As I've began to read about them, I got the impression that maybe George used this animal as a sample for his dragons.

After all, there are many-many differences between these two, but I found some interesting facts too:

Komodo dragons, even if very rarely, practice cannibalism (The Cannibal). This made me think this way.

And as I've read further about them, I found something about I've never ever heard before. PARTHENOGENESIS: producing fertile eggs without any contact of a male.

Quote

A Komodo dragon at London Zoo named Sungai laid a clutch of eggs in late 2005 after being separated from a male company for more than two years. Scientists initially assumed she had been able to store sperm from her earlier encounter with a male, an adaptation known as superfecundation. On 20 December 2006, it was reported that Flora, a captive Komodo dragon living in the Chester Zoo in England, was the second known Komodo dragon to have laid unfertilised eggs: she laid 11 eggs, and seven of them hatched, all of them male. Scientists at Liverpool University in England performed genetic tests on three eggs that collapsed after being moved to an incubator, and verified Flora had never been in physical contact with a male dragon. After Flora's eggs' condition had been discovered, testing showed Sungai's eggs were also produced without outside fertilization. On 31 January 2008, the Sedgwick County Zoo in Wichita, Kansas, became the first zoo in the Americas to document parthenogenesis in Komodo dragons. The zoo has two adult female Komodo dragons, one of which laid about 17 eggs on 19–20 May 2007. Only two eggs were incubated and hatched due to space issues; the first hatched on 31 January 2008, while the second hatched on 1 February. Both hatchlings were males.

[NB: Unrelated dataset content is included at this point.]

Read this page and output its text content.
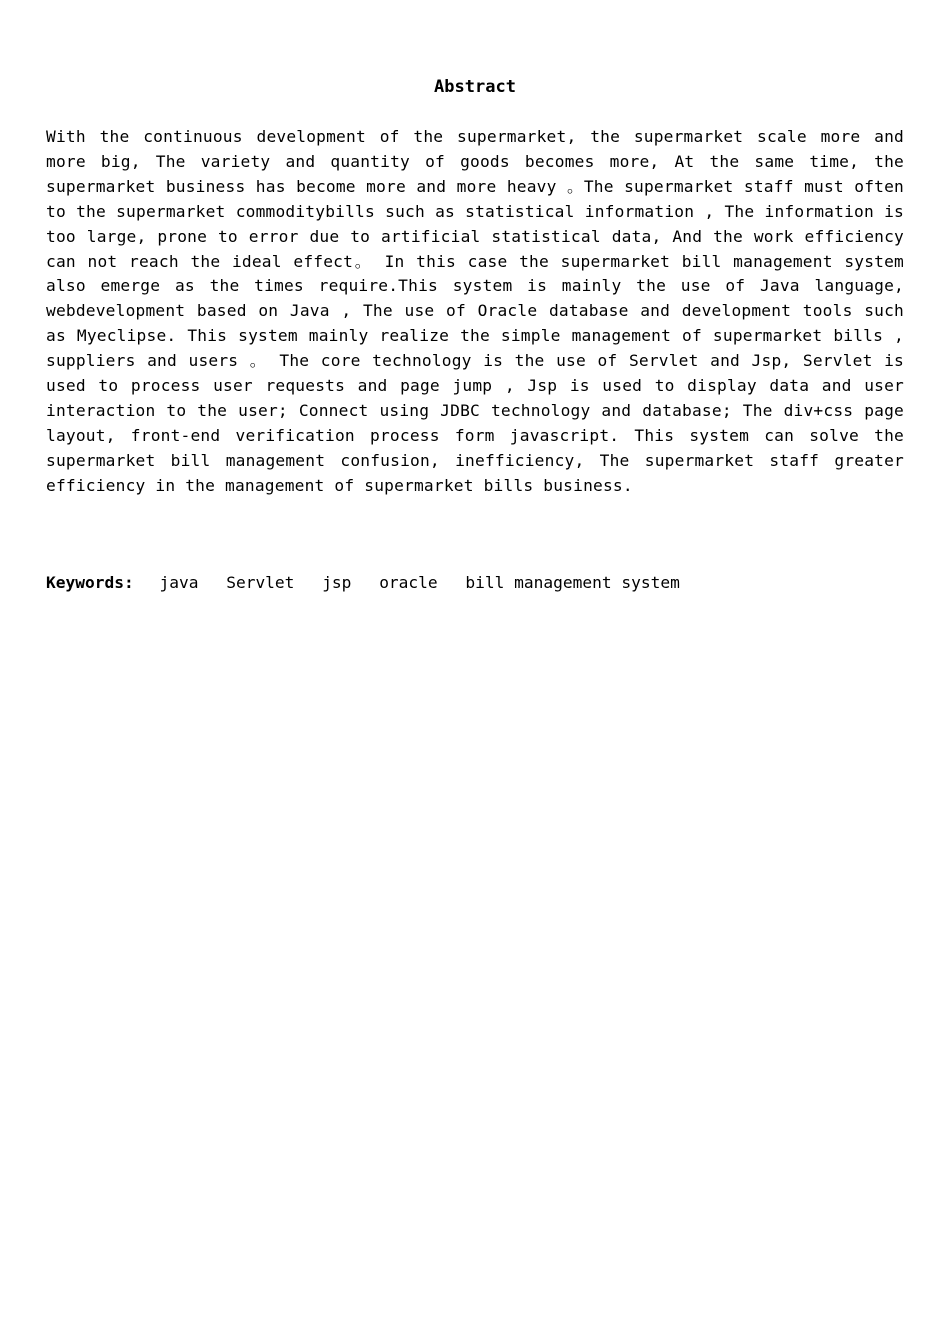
Abstract

With the continuous development of the supermarket, the supermarket scale more and more big, The variety and quantity of goods becomes more, At the same time, the supermarket business has become more and more heavy 。The supermarket staff must often to the supermarket commoditybills such as statistical information , The information is too large, prone to error due to artificial statistical data, And the work efficiency can not reach the ideal effect。 In this case the supermarket bill management system also emerge as the times require.This system is mainly the use of Java language, webdevelopment based on Java , The use of Oracle database and development tools such as Myeclipse. This system mainly realize the simple management of supermarket bills , suppliers and users 。 The core technology is the use of Servlet and Jsp, Servlet is used to process user requests and page jump , Jsp is used to display data and user interaction to the user; Connect using JDBC technology and database; The div+css page layout, front-end verification process form javascript. This system can solve the supermarket bill management confusion, inefficiency, The supermarket staff greater efficiency in the management of supermarket bills business.

Keywords: java Servlet jsp oracle bill management system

Do dragons work the same way? Could they?

I know Septon Barth suggested that dragons can change sex, but it seems bullshit to me. Here's why:The biggest animals being able to change sex are only a few frogs. And while parthenogenesis is very rare too at the case of big animals (I think comodo dragons are the biggest ones with this kind of ability), it ciuld still be the case.

However, parthenogenesis at the case of komodo dragons was only discovered in 2010-2011, It's not stated that George, at that time, already imagined how do dragons reproduce. And again, this ability of female komodo dragons only comes out when they are in lack of males.